Just as importantly, the division seems to reflect personal animosities on both sides. The animosity may be partly due to the fact that LibreOffice forked from OpenOffice.org after Oracle acquired the code from Sun Microsystems.
However, the division runs deeper than that. LibreOffice was started partly by members of Go-oo, a group of SUSE-centered developers who developed a semi-official fork that began releasing its own versions of OpenOffice.org in 2007. Go-oo's main reasons for existing were dis-satisfaction over the rate of improvement in OpenOffice.org's code, and the control which Sun Microsystems maintained over OpenOffice.org. The group's innovations were so popular that what many distributions branded as OpenOffice.org was actually its releases.
When LibreOffice forked, GO-oo members tended to go with it, while OpenOffice.org loyalists stayed with OpenOffice. At this point, the chances of outsiders comprehending the issues are slim, but what matters is that some of the personal divisions could be eight or nine years old, and that many have taken on a life of their own.
What these personal and possibly corporate feuds mean is that, for unification to succeed, it must allow everybody involved to save face.

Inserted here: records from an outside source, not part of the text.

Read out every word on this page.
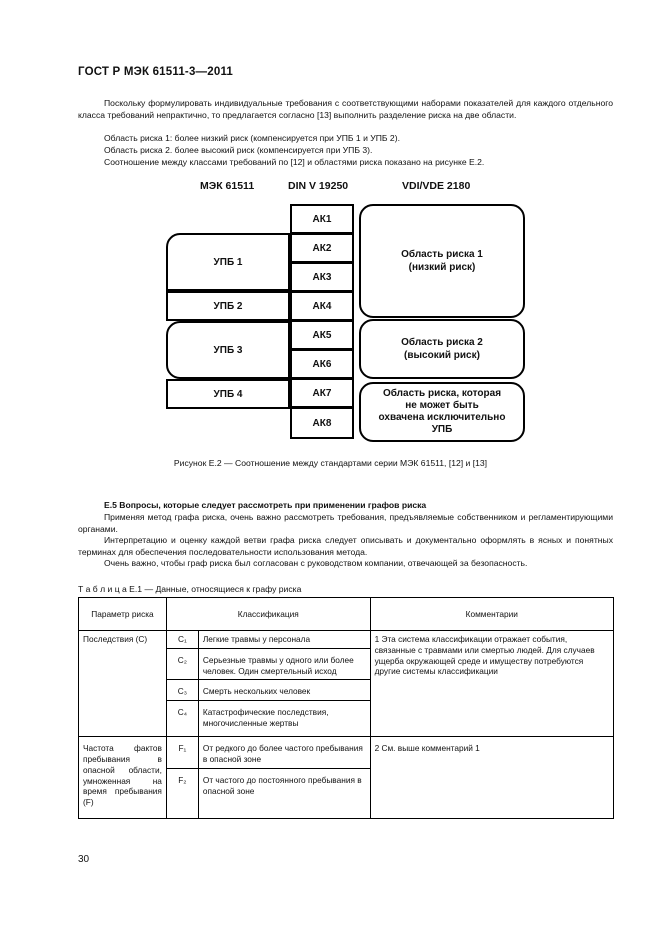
ГОСТ Р МЭК 61511-3—2011
Поскольку формулировать индивидуальные требования с соответствующими наборами показателей для каждого отдельного класса требований непрактично, то предлагается согласно [13] выполнить разделение риска на две области.
Область риска 1: более низкий риск (компенсируется при УПБ 1 и УПБ 2).
Область риска 2. более высокий риск (компенсируется при УПБ 3).
Соотношение между классами требований по [12] и областями риска показано на рисунке Е.2.
МЭК 61511	DIN V 19250	VDI/VDE 2180
УПБ 1
УПБ 2
УПБ 3
УПБ 4
АК1
АК2
АК3
АК4
АК5
АК6
АК7
АК8
Область риска 1
(низкий риск)
Область риска 2
(высокий риск)
Область риска, которая
не может быть
охвачена исключительно
УПБ
Рисунок Е.2 — Соотношение между стандартами серии МЭК 61511, [12] и [13]
Е.5 Вопросы, которые следует рассмотреть при применении графов риска
Применяя метод графа риска, очень важно рассмотреть требования, предъявляемые собственником и регламентирующими органами.
Интерпретацию и оценку каждой ветви графа риска следует описывать и документально оформлять в ясных и понятных терминах для обеспечения последовательности использования метода.
Очень важно, чтобы граф риска был согласован с руководством компании, отвечающей за безопасность.
Т а б л и ц а Е.1 — Данные, относящиеся к графу риска
Параметр риска	Классификация		Комментарии
Последствия (С)	C₁	Легкие травмы у персонала	1 Эта система классификации отражает события, связанные с травмами или смертью людей. Для случаев ущерба окружающей среде и имуществу потребуются другие системы классификации
	C₂	Серьезные травмы у одного или более человек. Один смертельный исход	
	C₃	Смерть нескольких человек	
	C₄	Катастрофические последствия, многочисленные жертвы	
Частота фактов пребывания в опасной области, умноженная на время пребывания (F)	F₁	От редкого до более частого пребывания в опасной зоне	2 См. выше комментарий 1
	F₂	От частого до постоянного пребывания в опасной зоне	
30
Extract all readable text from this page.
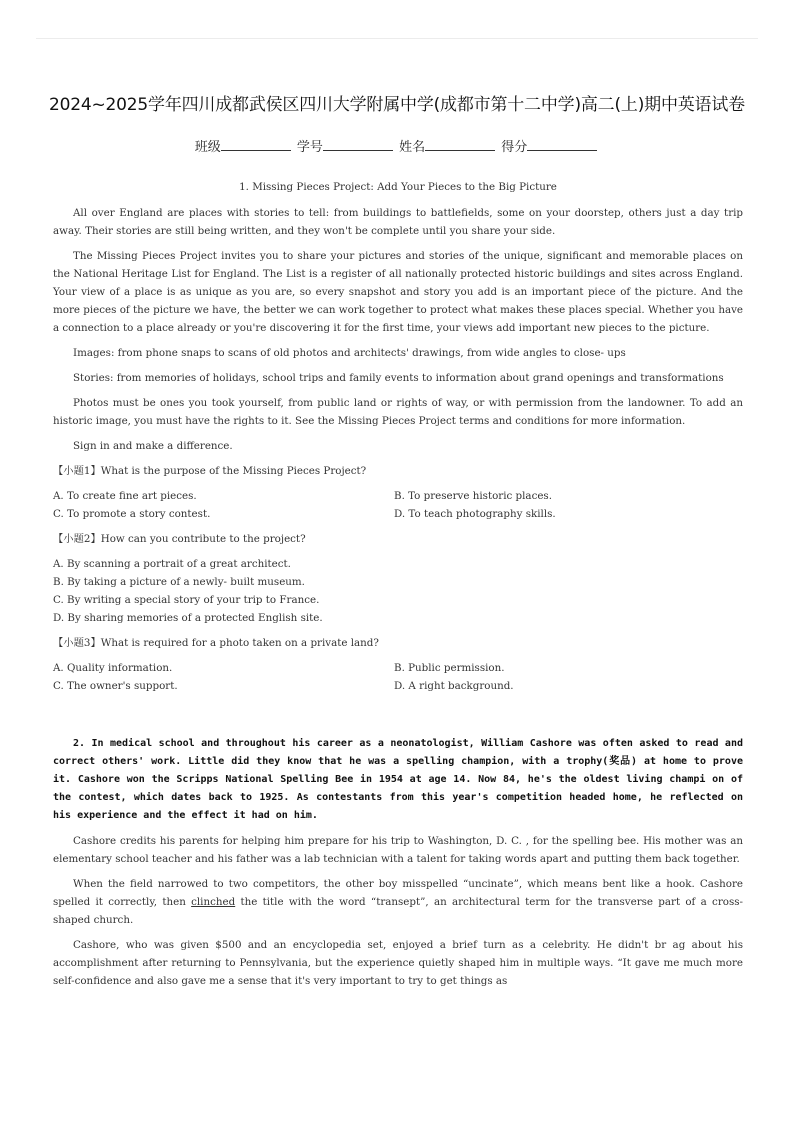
2024~2025学年四川成都武侯区四川大学附属中学(成都市第十二中学)高二(上)期中英语试卷
班级	学号	姓名	得分

1. Missing Pieces Project: Add Your Pieces to the Big Picture

All over England are places with stories to tell: from buildings to battlefields, some on your doorstep, others just a day trip away. Their stories are still being written, and they won't be complete until you share your side.

The Missing Pieces Project invites you to share your pictures and stories of the unique, significant and memorable places on the National Heritage List for England. The List is a register of all nationally protected historic buildings and sites across England. Your view of a place is as unique as you are, so every snapshot and story you add is an important piece of the picture. And the more pieces of the picture we have, the better we can work together to protect what makes these places special. Whether you have a connection to a place already or you're discovering it for the first time, your views add important new pieces to the picture.

Images: from phone snaps to scans of old photos and architects' drawings, from wide angles to close- ups

Stories: from memories of holidays, school trips and family events to information about grand openings and transformations

Photos must be ones you took yourself, from public land or rights of way, or with permission from the landowner. To add an historic image, you must have the rights to it. See the Missing Pieces Project terms and conditions for more information.

Sign in and make a difference.

【小题1】What is the purpose of the Missing Pieces Project?

A. To create fine art pieces.	B. To preserve historic places.
C. To promote a story contest.	D. To teach photography skills.

【小题2】How can you contribute to the project?

A. By scanning a portrait of a great architect.
B. By taking a picture of a newly- built museum.
C. By writing a special story of your trip to France.
D. By sharing memories of a protected English site.

【小题3】What is required for a photo taken on a private land?

A. Quality information.	B. Public permission.
C. The owner's support.	D. A right background.

2. In medical school and throughout his career as a neonatologist, William Cashore was often asked to read and correct others' work. Little did they know that he was a spelling champion, with a trophy(奖品) at home to prove it. Cashore won the Scripps National Spelling Bee in 1954 at age 14. Now 84, he's the oldest living champi on of the contest, which dates back to 1925. As contestants from this year's competition headed home, he reflected on his experience and the effect it had on him.

Cashore credits his parents for helping him prepare for his trip to Washington, D. C. , for the spelling bee. His mother was an elementary school teacher and his father was a lab technician with a talent for taking words apart and putting them back together.

When the field narrowed to two competitors, the other boy misspelled “uncinate”, which means bent like a hook. Cashore spelled it correctly, then clinched the title with the word “transept”, an architectural term for the transverse part of a cross- shaped church.

Cashore, who was given $500 and an encyclopedia set, enjoyed a brief turn as a celebrity. He didn't br ag about his accomplishment after returning to Pennsylvania, but the experience quietly shaped him in multiple ways. “It gave me much more self-confidence and also gave me a sense that it's very important to try to get things as
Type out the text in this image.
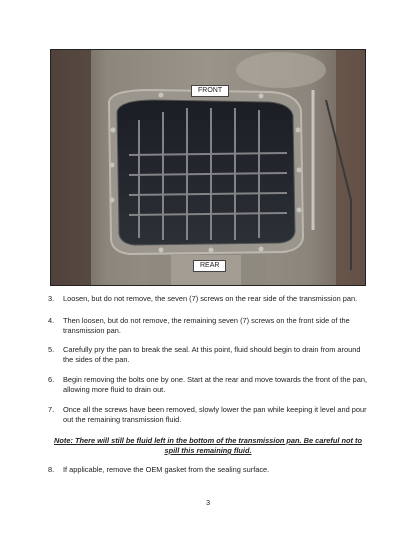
FRONT
REAR
3. Loosen, but do not remove, the seven (7) screws on the rear side of the transmission pan.
4. Then loosen, but do not remove, the remaining seven (7) screws on the front side of the transmission pan.
5. Carefully pry the pan to break the seal. At this point, fluid should begin to drain from around the sides of the pan.
6. Begin removing the bolts one by one. Start at the rear and move towards the front of the pan, allowing more fluid to drain out.
7. Once all the screws have been removed, slowly lower the pan while keeping it level and pour out the remaining transmission fluid.
Note: There will still be fluid left in the bottom of the transmission pan. Be careful not to spill this remaining fluid.
8. If applicable, remove the OEM gasket from the sealing surface.
3
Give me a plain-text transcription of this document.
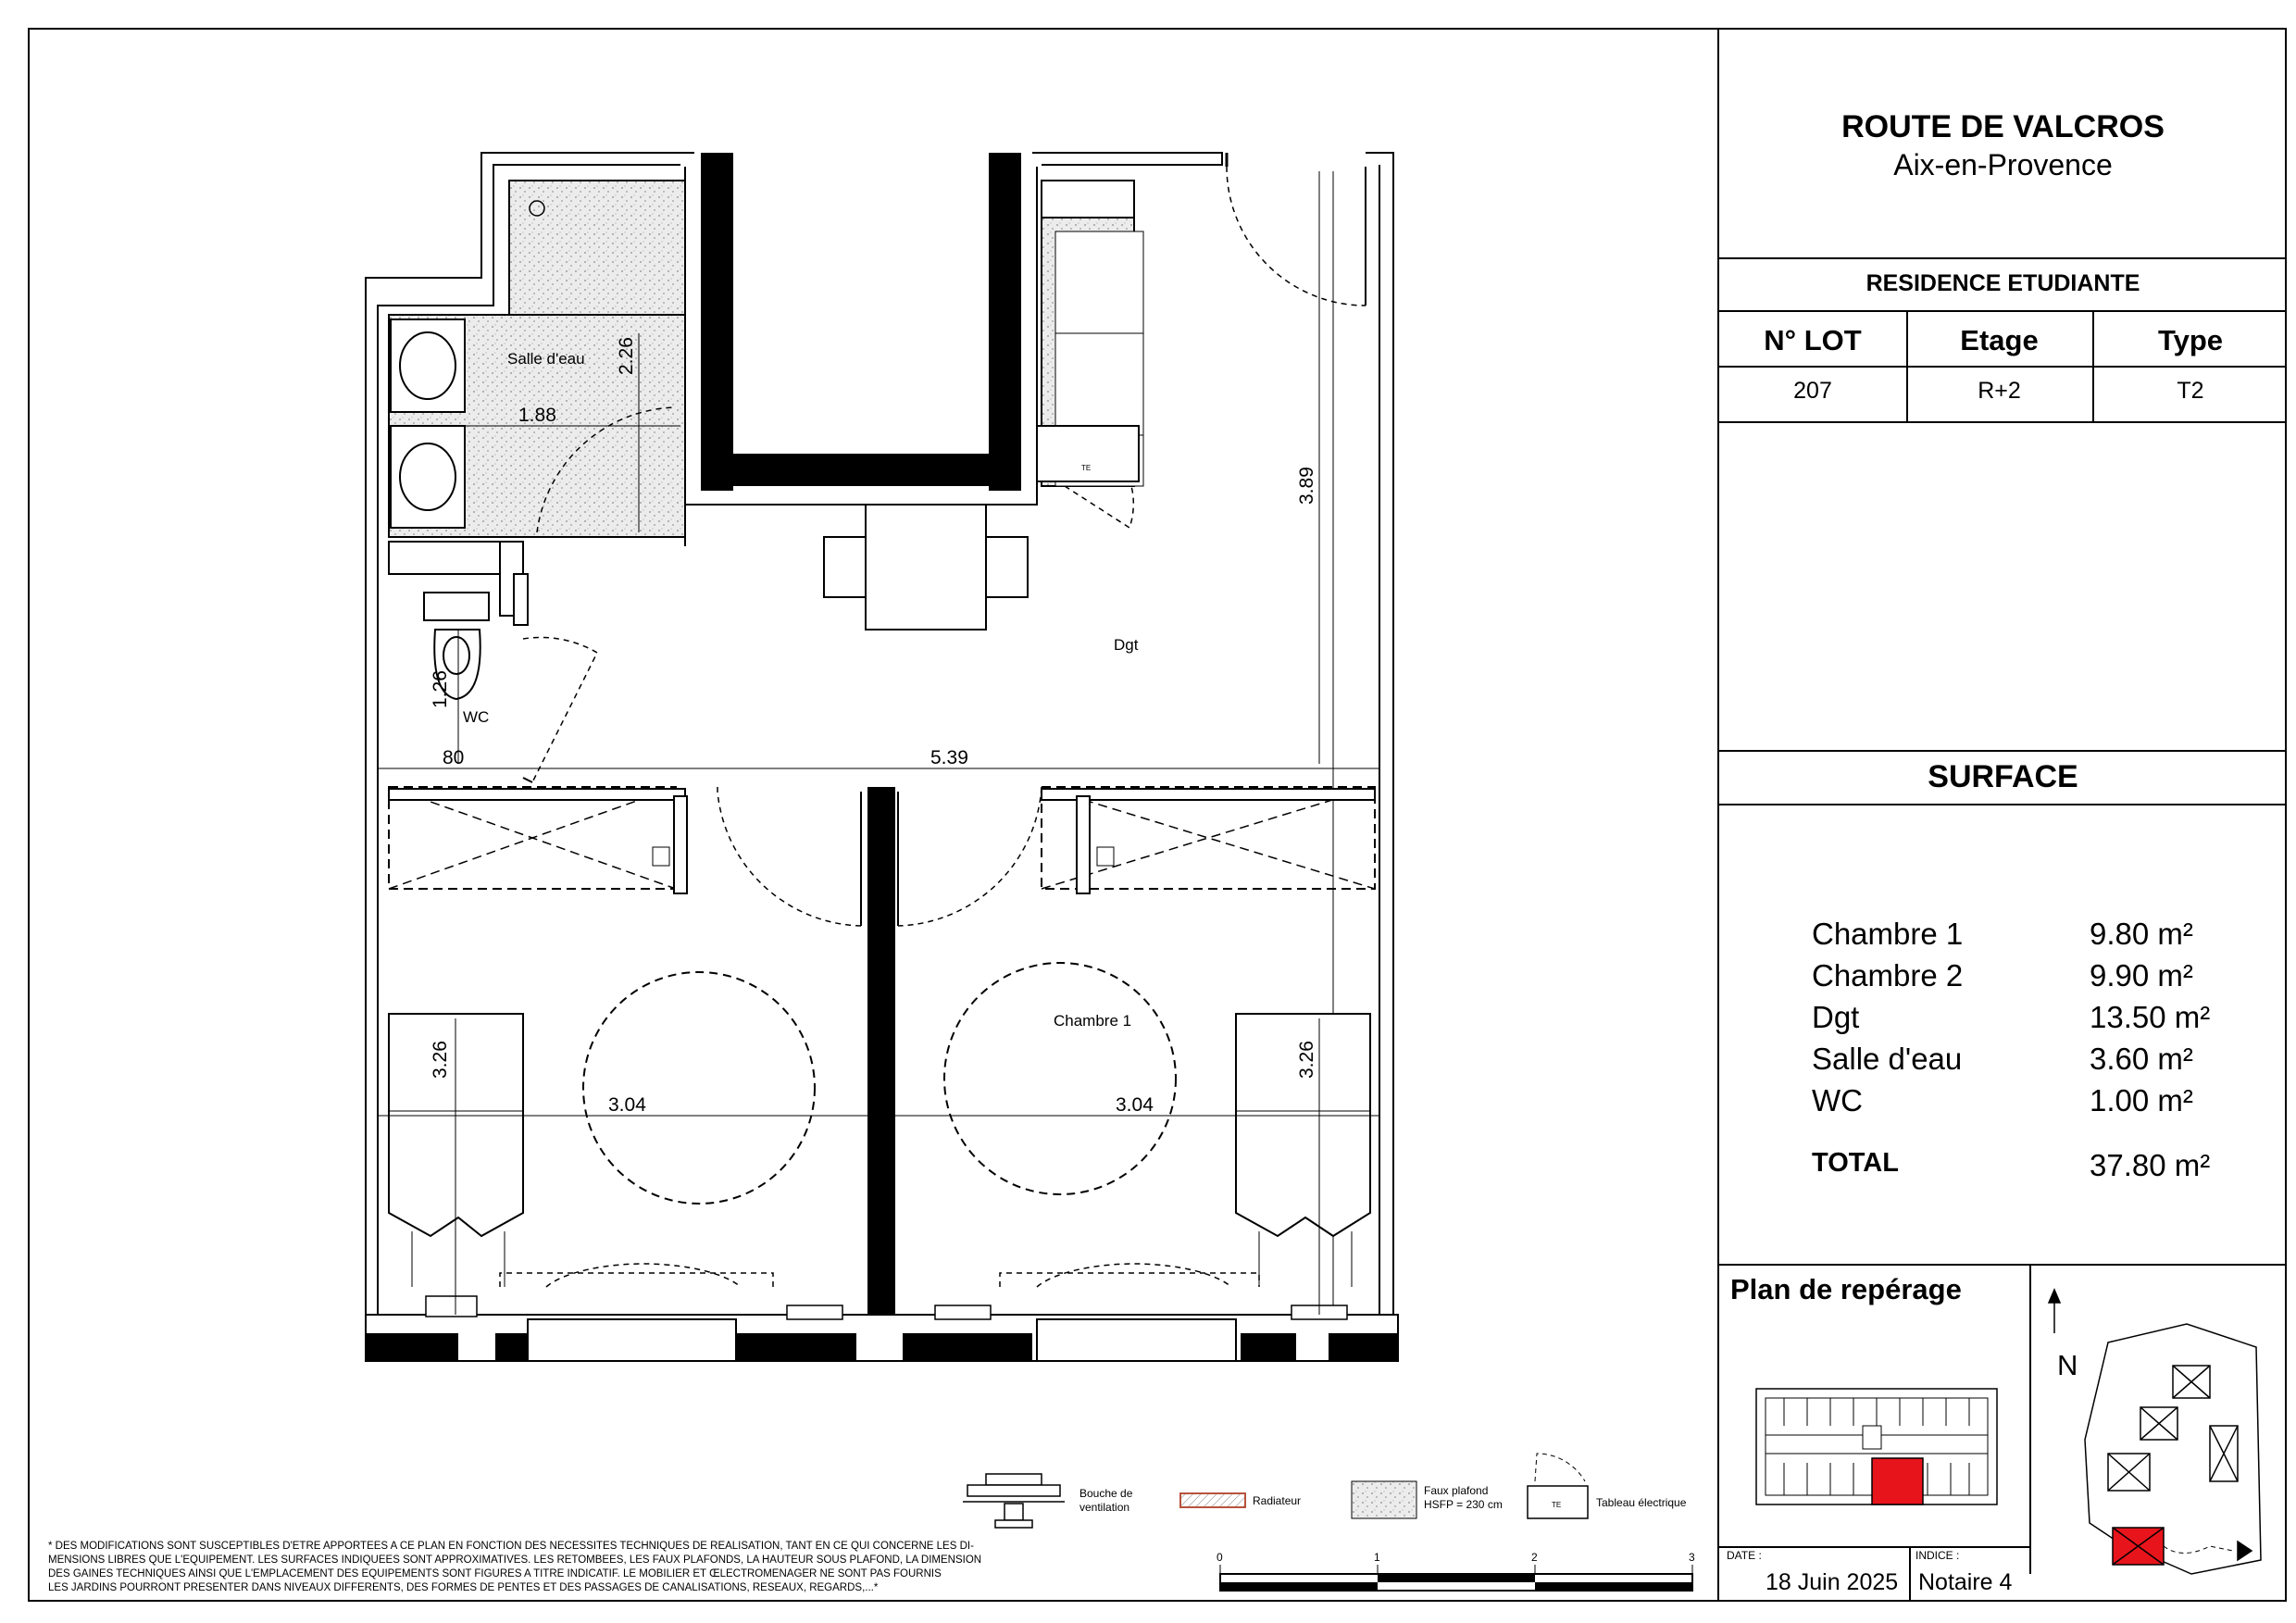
TE
Salle d'eau
Dgt
WC
Chambre 1
2.26
1.88
3.89
1.26
80	5.39
3.26
3.04	3.04
3.26
TE
0	1	2	3
Bouche de
ventilation	Radiateur
Faux plafond
HSFP = 230 cm	Tableau électrique
* DES MODIFICATIONS SONT SUSCEPTIBLES D'ETRE APPORTEES A CE PLAN EN FONCTION DES NECESSITES TECHNIQUES DE REALISATION, TANT EN CE QUI CONCERNE LES DI-
MENSIONS LIBRES QUE L'EQUIPEMENT. LES SURFACES INDIQUEES SONT APPROXIMATIVES. LES RETOMBEES, LES FAUX PLAFONDS, LA HAUTEUR SOUS PLAFOND, LA DIMENSION
DES GAINES TECHNIQUES AINSI QUE L'EMPLACEMENT DES EQUIPEMENTS SONT FIGURES A TITRE INDICATIF. LE MOBILIER ET ŒLECTROMENAGER NE SONT PAS FOURNIS
LES JARDINS POURRONT PRESENTER DANS NIVEAUX DIFFERENTS, DES FORMES DE PENTES ET DES PASSAGES DE CANALISATIONS, RESEAUX, REGARDS,...*
ROUTE DE VALCROS
Aix-en-Provence
RESIDENCE ETUDIANTE
N° LOT	Etage	Type
207	R+2	T2
SURFACE
Chambre 1	9.80 m²
Chambre 2	9.90 m²
Dgt	13.50 m²
Salle d'eau	3.60 m²
WC	1.00 m²
TOTAL	37.80 m²
Plan de repérage
N
DATE :
18 Juin 2025
INDICE :
Notaire 4
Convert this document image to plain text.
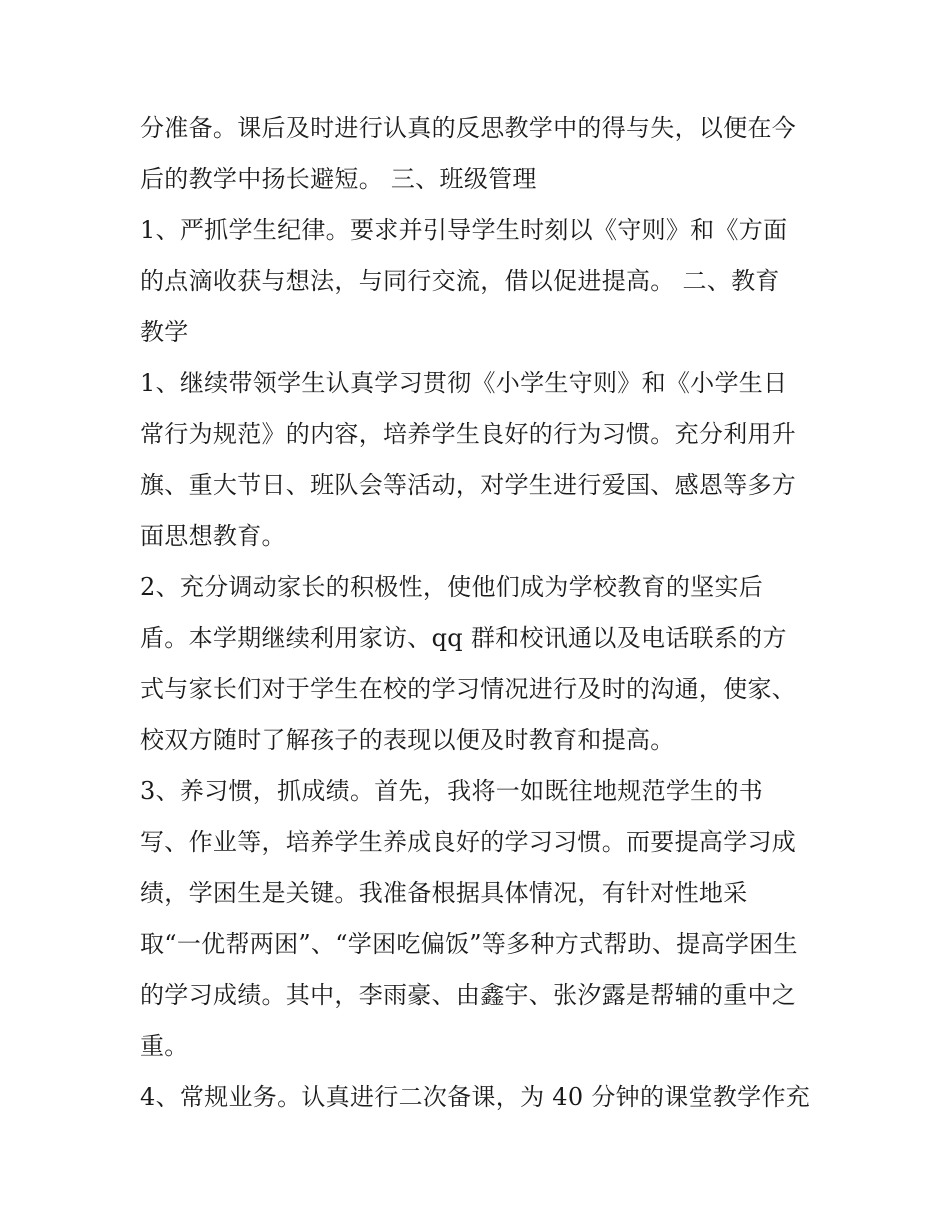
分准备。课后及时进行认真的反思教学中的得与失，以便在今
后的教学中扬长避短。 三、班级管理
1、严抓学生纪律。要求并引导学生时刻以《守则》和《方面
的点滴收获与想法，与同行交流，借以促进提高。 二、教育
教学
1、继续带领学生认真学习贯彻《小学生守则》和《小学生日
常行为规范》的内容，培养学生良好的行为习惯。充分利用升
旗、重大节日、班队会等活动，对学生进行爱国、感恩等多方
面思想教育。
2、充分调动家长的积极性，使他们成为学校教育的坚实后
盾。本学期继续利用家访、qq 群和校讯通以及电话联系的方
式与家长们对于学生在校的学习情况进行及时的沟通，使家、
校双方随时了解孩子的表现以便及时教育和提高。
3、养习惯，抓成绩。首先，我将一如既往地规范学生的书
写、作业等，培养学生养成良好的学习习惯。而要提高学习成
绩，学困生是关键。我准备根据具体情况，有针对性地采
取“一优帮两困”、“学困吃偏饭”等多种方式帮助、提高学困生
的学习成绩。其中，李雨豪、由鑫宇、张汐露是帮辅的重中之
重。
4、常规业务。认真进行二次备课，为 40 分钟的课堂教学作充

Even the question of what the new project might be called is full of potential for disrespect. Would the combined project be called OpenOffice, taking advantage of the brand recognition built up in the fifteen years since the OpenOffice.org source code was released, but ignoring LibreOffice's wealth of contributions? Or would it be called LibreOffice, and disregard the history of OpenOffice and OpenOffice.org before it? Or if a new name is chosen with less history, what could it possibly be?
Maybe the two names could stand for different stages in the release process, just as Sid is always the code name for Debian's Unstable repository. But which would be the staging repository, known mostly to contributors, and which would be the official release by which the unified project would become known to the public? I have no inside information, but just recognizing the situation immediately brings the potential issues to mind. Discussions about Anglican-Catholic unity seem more likely to succeed.
And that's just the name. Imagine the same need for face-saving with each chunk of code.
Still, every now and then, a hopeful sign emerges. Originally, for instance, LibreOffice used the GNU Lesser GPL license. Since the Lesser GPL is compatible with OpenOffice's Apache 2 license, but the Apache 2 license is incompatible with the Lesser GPL, that meant that LibreOffice could use OpenOffice's code, but that OpenOffice couldn't use LibreOffice's code.
However, for the last few years, new LibreOffice code has been licensed under the Mozilla Public License, which is compatible with the Apache 2 license. Could some LibreOffice officials be quietly leaving the door open for a merger?
We can only hope. Relations between the two projects seem overdue for some common sense.